Limitations: The method also comes with limitations of course. So the speed up depends on the motion in the scene obviously, and the method is only suitable for primary rays and pixel properties that remain constant over multiple frames, such as static ambient lighting. Further, during fast motions, the silhouettes of geometry close to the camera tends to loose precision and geometry in the background will not move as smooth as if the scene is fully raytraced each time. There, future work might include creating suitable image filters to avoid these effects.
this also works for secondary rays, but gets a bit more complex, you have to save not only the position, but also the 2nd bounce and recalculate the shading using the brdf.
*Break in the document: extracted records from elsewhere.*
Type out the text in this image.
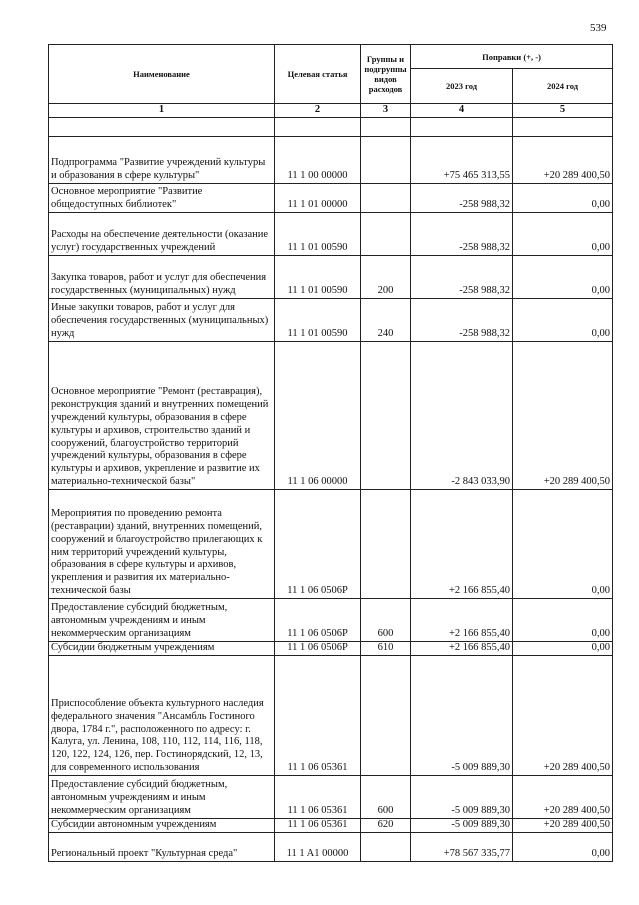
539
Наименование	Целевая статья	Группы и подгруппы видов расходов	Поправки (+, -)	
			2023 год	2024 год
1	2	3	4	5

Подпрограмма "Развитие учреждений культуры и образования в сфере культуры"	11 1 00 00000		+75 465 313,55	+20 289 400,50
Основное мероприятие "Развитие общедоступных библиотек"	11 1 01 00000		-258 988,32	0,00
Расходы на обеспечение деятельности (оказание услуг) государственных учреждений	11 1 01 00590		-258 988,32	0,00
Закупка товаров, работ и услуг для обеспечения государственных (муниципальных) нужд	11 1 01 00590	200	-258 988,32	0,00
Иные закупки товаров, работ и услуг для обеспечения государственных (муниципальных) нужд	11 1 01 00590	240	-258 988,32	0,00
Основное мероприятие "Ремонт (реставрация), реконструкция зданий и внутренних помещений учреждений культуры, образования в сфере культуры и архивов, строительство зданий и сооружений, благоустройство территорий учреждений культуры, образования в сфере культуры и архивов, укрепление и развитие их материально-технической базы"	11 1 06 00000		-2 843 033,90	+20 289 400,50
Мероприятия по проведению ремонта (реставрации) зданий, внутренних помещений, сооружений и благоустройство прилегающих к ним территорий учреждений культуры, образования в сфере культуры и архивов, укрепления и развития их материально-технической базы	11 1 06 0506Р		+2 166 855,40	0,00
Предоставление субсидий бюджетным, автономным учреждениям и иным некоммерческим организациям	11 1 06 0506Р	600	+2 166 855,40	0,00
Субсидии бюджетным учреждениям	11 1 06 0506Р	610	+2 166 855,40	0,00
Приспособление объекта культурного наследия федерального значения "Ансамбль Гостиного двора, 1784 г.", расположенного по адресу: г. Калуга, ул. Ленина, 108, 110, 112, 114, 116, 118, 120, 122, 124, 126, пер. Гостинорядский, 12, 13, для современного использования	11 1 06 05361		-5 009 889,30	+20 289 400,50
Предоставление субсидий бюджетным, автономным учреждениям и иным некоммерческим организациям	11 1 06 05361	600	-5 009 889,30	+20 289 400,50
Субсидии автономным учреждениям	11 1 06 05361	620	-5 009 889,30	+20 289 400,50
Региональный проект "Культурная среда"	11 1 A1 00000		+78 567 335,77	0,00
I think vray is doing that, calling it 'light cache'.
the trick with motion is that you won't notice artifacts that much, so you can keep the update-rate stable, areas of fast motions will look obviously worse, but you won't notice it that much. only real problem you can get is similar to stochastic rendering, where a lot of samples fall into the same pixel and you have to use some smart reconstruction filter to figure out which samples really contribute the that pixel, and which ones are just 'shining' through and should be rejected. that might not be noticeable that much in your video, but if you trace e.g. trees with detailed leaves, you'll have to re-project sky samples and close leave samples and there is not really an easy way to decide what sky pixel to reject and which ones to to keep. best I've seen so far was a guy who used primitive-ids and has done some minimal triangulation of samples with the same id, but the result were far from good.
in Crysis 2, during motion, you'll notice that tree-tops look like they get thicker, I guess they use simply a nearest filter to combine sub-samples.
the silhouette issue arises when you work on the final buffer, that's what you can see in the rasterizer versions like in Crysis 2, Killzone 4. re-projecting the spp-buffer (using the propper subpixel position) will end up with no ghosting on sillouettes (beside the previously mentioned reconstruction issue).